しかし、家を建てようとする人がやりがちな大きな失敗は、情報収集を十分にせずにいきなり住宅展示場やイベントへ足を運んでしまうことです。
「とりあえず見に行こう!」という軽い気持ちで訪れた展示場で、理想に近い(と錯覚した)家を見つけ、そのまま営業マンの話に流されて契約してしまうケースが非常に多いのです。
こうなってしまうと、高い確率で理想とは異なる家になってしまいます。
本当はもっと安く、もっと条件の良い住宅メーカーがあったかもしれないのに、目の前のモデルハウスだけを見て決めてしまうと、数百万円、場合によっては1,000万円以上の大損をする可能性があるのです。
マイホームは人生最大の買い物。一生を共にする住まいだからこそ、情報収集をせずに決めるのは絶対に避けるべきです。
「情報収集しすぎでは?」と周囲に言われるくらいが丁度いいのです。
とはいえ、ゼロから住宅メーカーの情報を集めるのは大変ですし、そもそもどのように調べればいいのか分からない人も多いでしょう。
そこで便利なのが、条件に合った住宅メーカーの資料をまとめて請求できる「一括カタログ請求サイト」です。中でもおすすめなのが、大手企業が運営する以下の3つのサービスです。
これらの3サイトはいずれも大手企業が運営しているため、審査基準が厳しく、悪質な住宅メーカーに当たるリスクを避けられるのが大きなメリットです。
さらに、カタログ請求をしたからといってしつこい営業がなく、気軽に利用できるため、非常に使い勝手の良いサービスです。
どれか1つ選ぶなら、以下の基準で決めると良いでしょう。
低予算で家を建てたい方は・・・LIFULL HOME’S
工務店を中心に比較したい方は・・・SUUMO
ハウスメーカーの資料を集めたい方は・・・家づくりのとびら
また、住宅メーカー選びに絶対に失敗したくない方は、1社だけに絞らず、できるだけ多くのカタログを取り寄せるのがおすすめです。複数社を比較することで価格競争が生まれ、同じ品質の家でも数百万円安くなることがあります。
後悔しない家づくりのために、まずは情報収集を徹底しましょう!
それでは、詳しく解説していきます。
この記事の監修者
井口 梓美いぐち あずみ
宅地建物取引士|ファイナンシャルプランナー|株式会社AZWAY 代表取締役
大手保険代理店にて資産運用とライフプランニングに従事した後、大手不動産ポータルサイト運営会社でのコンサルティング経験を経て株式会社AZWAYを創業。自社で宅建業免許(東京都知事 第104708号)を取得し、新築一戸建ての仲介から不動産売却、相続相談、空き家活用、リフォームまで住まいに関わる幅広い領域に対応している。保険・不動産・ITの3業界での実務経験をもとに、住宅の購入・売却・資産活用に必要な情報を中立的な立場から発信。全日本不動産協会会員。

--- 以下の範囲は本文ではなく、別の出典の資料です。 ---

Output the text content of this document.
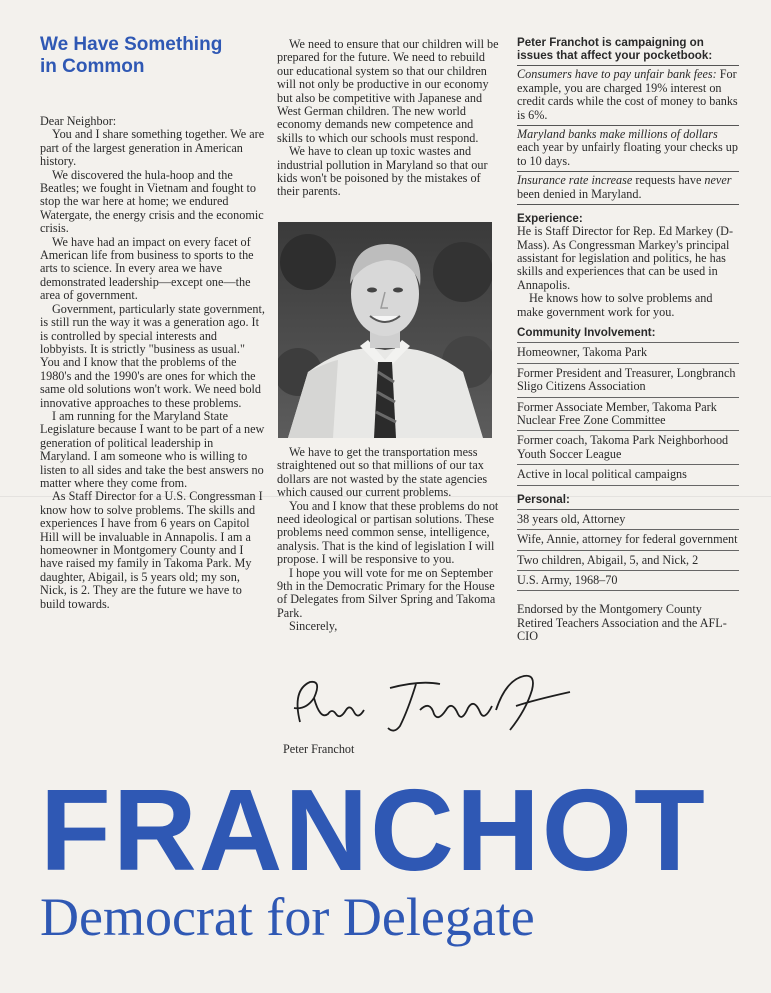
We Have Something
in Common

Dear Neighbor:

You and I share something together. We are part of the largest generation in American history.

We discovered the hula-hoop and the Beatles; we fought in Vietnam and fought to stop the war here at home; we endured Watergate, the energy crisis and the economic crisis.

We have had an impact on every facet of American life from business to sports to the arts to science. In every area we have demonstrated leadership—except one—the area of government.

Government, particularly state government, is still run the way it was a generation ago. It is controlled by special interests and lobbyists. It is strictly "business as usual." You and I know that the problems of the 1980's and the 1990's are ones for which the same old solutions won't work. We need bold innovative approaches to these problems.

I am running for the Maryland State Legislature because I want to be part of a new generation of political leadership in Maryland. I am someone who is willing to listen to all sides and take the best answers no matter where they come from.

As Staff Director for a U.S. Congressman I know how to solve problems. The skills and experiences I have from 6 years on Capitol Hill will be invaluable in Annapolis. I am a homeowner in Montgomery County and I have raised my family in Takoma Park. My daughter, Abigail, is 5 years old; my son, Nick, is 2. They are the future we have to build towards.

We need to ensure that our children will be prepared for the future. We need to rebuild our educational system so that our children will not only be productive in our economy but also be competitive with Japanese and West German children. The new world economy demands new competence and skills to which our schools must respond.

We have to clean up toxic wastes and industrial pollution in Maryland so that our kids won't be poisoned by the mistakes of their parents.

We have to get the transportation mess straightened out so that millions of our tax dollars are not wasted by the state agencies which caused our current problems.

You and I know that these problems do not need ideological or partisan solutions. These problems need common sense, intelligence, analysis. That is the kind of legislation I will propose. I will be responsive to you.

I hope you will vote for me on September 9th in the Democratic Primary for the House of Delegates from Silver Spring and Takoma Park.

Sincerely,

Peter Franchot
Peter Franchot is campaigning on issues that affect your pocketbook:
Consumers have to pay unfair bank fees: For example, you are charged 19% interest on credit cards while the cost of money to banks is 6%.
Maryland banks make millions of dollars each year by unfairly floating your checks up to 10 days.
Insurance rate increase requests have never been denied in Maryland.
Experience:

He is Staff Director for Rep. Ed Markey (D-Mass). As Congressman Markey's principal assistant for legislation and politics, he has skills and experiences that can be used in Annapolis.

He knows how to solve problems and make government work for you.

Community Involvement:
Homeowner, Takoma Park
Former President and Treasurer, Longbranch Sligo Citizens Association
Former Associate Member, Takoma Park Nuclear Free Zone Committee
Former coach, Takoma Park Neighborhood Youth Soccer League
Active in local political campaigns
Personal:
38 years old, Attorney
Wife, Annie, attorney for federal government
Two children, Abigail, 5, and Nick, 2
U.S. Army, 1968–70
Endorsed by the Montgomery County Retired Teachers Association and the AFL-CIO
FRANCHOT
Democrat for Delegate
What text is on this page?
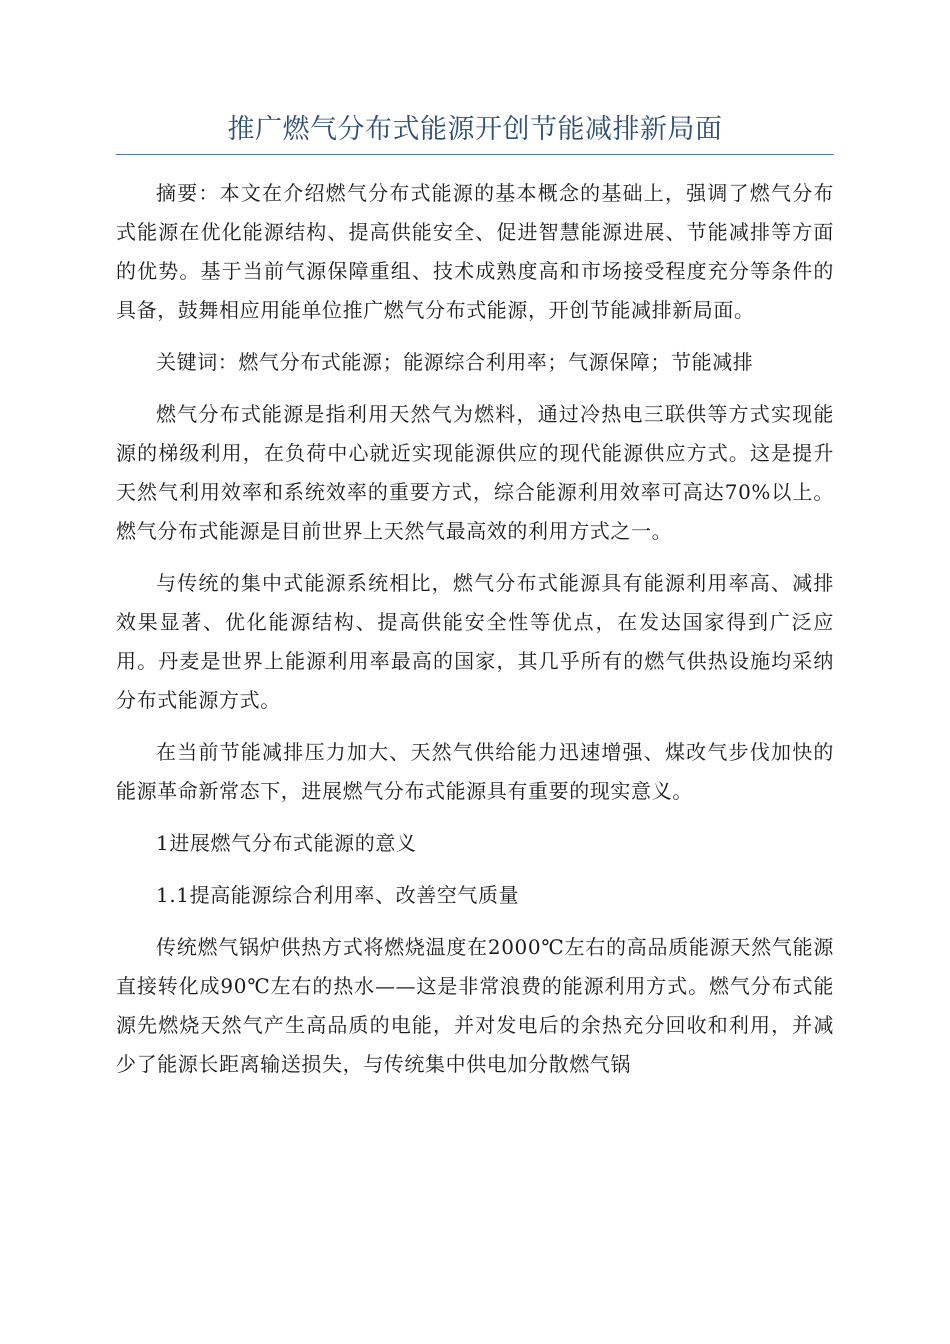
推广燃气分布式能源开创节能减排新局面

摘要：本文在介绍燃气分布式能源的基本概念的基础上，强调了燃气分布式能源在优化能源结构、提高供能安全、促进智慧能源进展、节能减排等方面的优势。基于当前气源保障重组、技术成熟度高和市场接受程度充分等条件的具备，鼓舞相应用能单位推广燃气分布式能源，开创节能减排新局面。

关键词：燃气分布式能源；能源综合利用率；气源保障；节能减排

燃气分布式能源是指利用天然气为燃料，通过冷热电三联供等方式实现能源的梯级利用，在负荷中心就近实现能源供应的现代能源供应方式。这是提升天然气利用效率和系统效率的重要方式，综合能源利用效率可高达70%以上。燃气分布式能源是目前世界上天然气最高效的利用方式之一。

与传统的集中式能源系统相比，燃气分布式能源具有能源利用率高、减排效果显著、优化能源结构、提高供能安全性等优点，在发达国家得到广泛应用。丹麦是世界上能源利用率最高的国家，其几乎所有的燃气供热设施均采纳分布式能源方式。

在当前节能减排压力加大、天然气供给能力迅速增强、煤改气步伐加快的能源革命新常态下，进展燃气分布式能源具有重要的现实意义。

1进展燃气分布式能源的意义

1.1提高能源综合利用率、改善空气质量

传统燃气锅炉供热方式将燃烧温度在2000℃左右的高品质能源天然气能源直接转化成90℃左右的热水——这是非常浪费的能源利用方式。燃气分布式能源先燃烧天然气产生高品质的电能，并对发电后的余热充分回收和利用，并减少了能源长距离输送损失，与传统集中供电加分散燃气锅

丸和住宅は「高い」「やばい」と言われる理由をFP宅建士・不動産会社社長が検証
丸和住宅を検索すると、関連キーワードに「高い」「やばい」「後悔」といった言葉が並びます。これだけを見ると身構えてしまいますが、まず前提として知っておいていただきたいことがあります。
一つめは、丸和住宅が栃木県を中心に展開する地域密着の住宅会社で、全国的な知名度がそれほど高くないことです。テレビCMを大量に流す大手と違い、ネット上に出回る情報量が少ないため、一部の口コミや古い事例が実態以上に目立ちやすくなります。満足した施主の多くはわざわざ書き込まないので、ネガティブな声のほうが拾われやすいのです。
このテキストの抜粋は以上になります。